With my knowledge as a Texas 4-H Water Ambassador and what I learned last summer, putting waste in the ground can be very harmful and potentially seep directly into our groundwater.

After reading the articles in The Colorado County Citizen, I have realized the Skull Creek incident isn’t just a polluted stream flowing into a river. At the Inland Facility, they have been filing old gravel pit holes with soil which is soaked with oil and chemicals.

It is just sad to know it has gone on this long with no solution. The list of chemicals that have been discovered in the testing of the water can greatly harm groundwater in the area. Rice High School, businesses and homes are nearby and this pollution in the water could affect their water wells.

Being a Water Ambassador in a large water use community, I know how this can affect our area. As of now, reports say that the contamination should not affect crops. But the real question is what will it do in the long term to rice or any other crop. Whether watered by river water or well water, how can a crop be organic with contaminated water?

A lot of people fish the river, my friends and I enjoy being on the river every chance we get.

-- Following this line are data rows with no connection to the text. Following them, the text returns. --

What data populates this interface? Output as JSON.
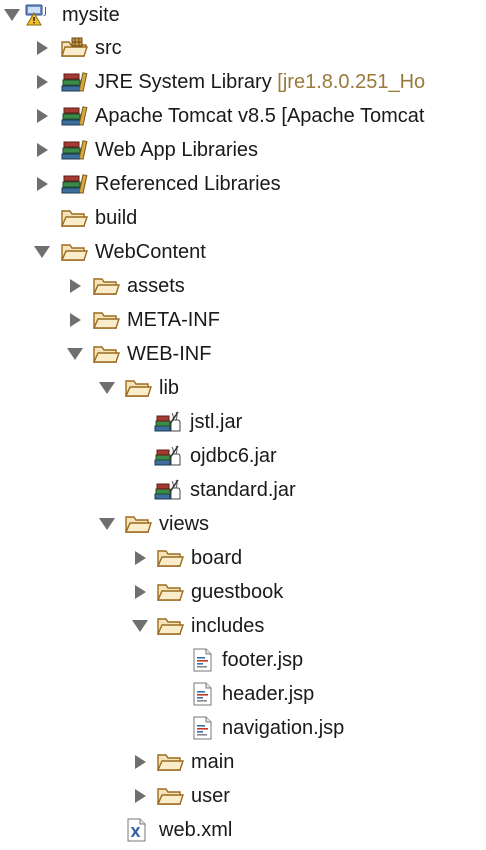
{
  "tree": {
    "root": {
      "label": "mysite"
    },
    "src": {
      "label": "src"
    },
    "jre": {
      "label": "JRE System Library",
      "decoration": "[jre1.8.0.251_Ho"
    },
    "tomcat": {
      "label": "Apache Tomcat v8.5 [Apache Tomcat"
    },
    "webapp_libs": {
      "label": "Web App Libraries"
    },
    "ref_libs": {
      "label": "Referenced Libraries"
    },
    "build": {
      "label": "build"
    },
    "webcontent": {
      "label": "WebContent"
    },
    "assets": {
      "label": "assets"
    },
    "meta_inf": {
      "label": "META-INF"
    },
    "web_inf": {
      "label": "WEB-INF"
    },
    "lib": {
      "label": "lib"
    },
    "jstl": {
      "label": "jstl.jar"
    },
    "ojdbc": {
      "label": "ojdbc6.jar"
    },
    "standard": {
      "label": "standard.jar"
    },
    "views": {
      "label": "views"
    },
    "board": {
      "label": "board"
    },
    "guestbook": {
      "label": "guestbook"
    },
    "includes": {
      "label": "includes"
    },
    "footer": {
      "label": "footer.jsp"
    },
    "header": {
      "label": "header.jsp"
    },
    "navigation": {
      "label": "navigation.jsp"
    },
    "main": {
      "label": "main"
    },
    "user": {
      "label": "user"
    },
    "webxml": {
      "label": "web.xml"
    }
  },
  "icons": {
    "folder": "folder-icon",
    "package_folder": "package-folder-icon",
    "library": "library-icon",
    "jar": "jar-icon",
    "jsp": "jsp-file-icon",
    "xml": "xml-file-icon",
    "project": "project-icon"
  }
}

Are the fish really safe to eat while this contamination has been in the river? Some say yes, but do we really know?

We do know this pollution has already had an effect on the whole environment of Skull Creek, from tiny organisms to the fish.

What will happen to the scavengers that have eaten the dead fish?

It’s upsetting to think of how this long-term spill will affect Skull Creek, our ground water and the Colorado River downstream.

Rowdy Kunz is the 4-H Water Ambassador for Colorado County, and is a freshman at Rice Consolidated High School. He is the son of Mike and Katie Kunz.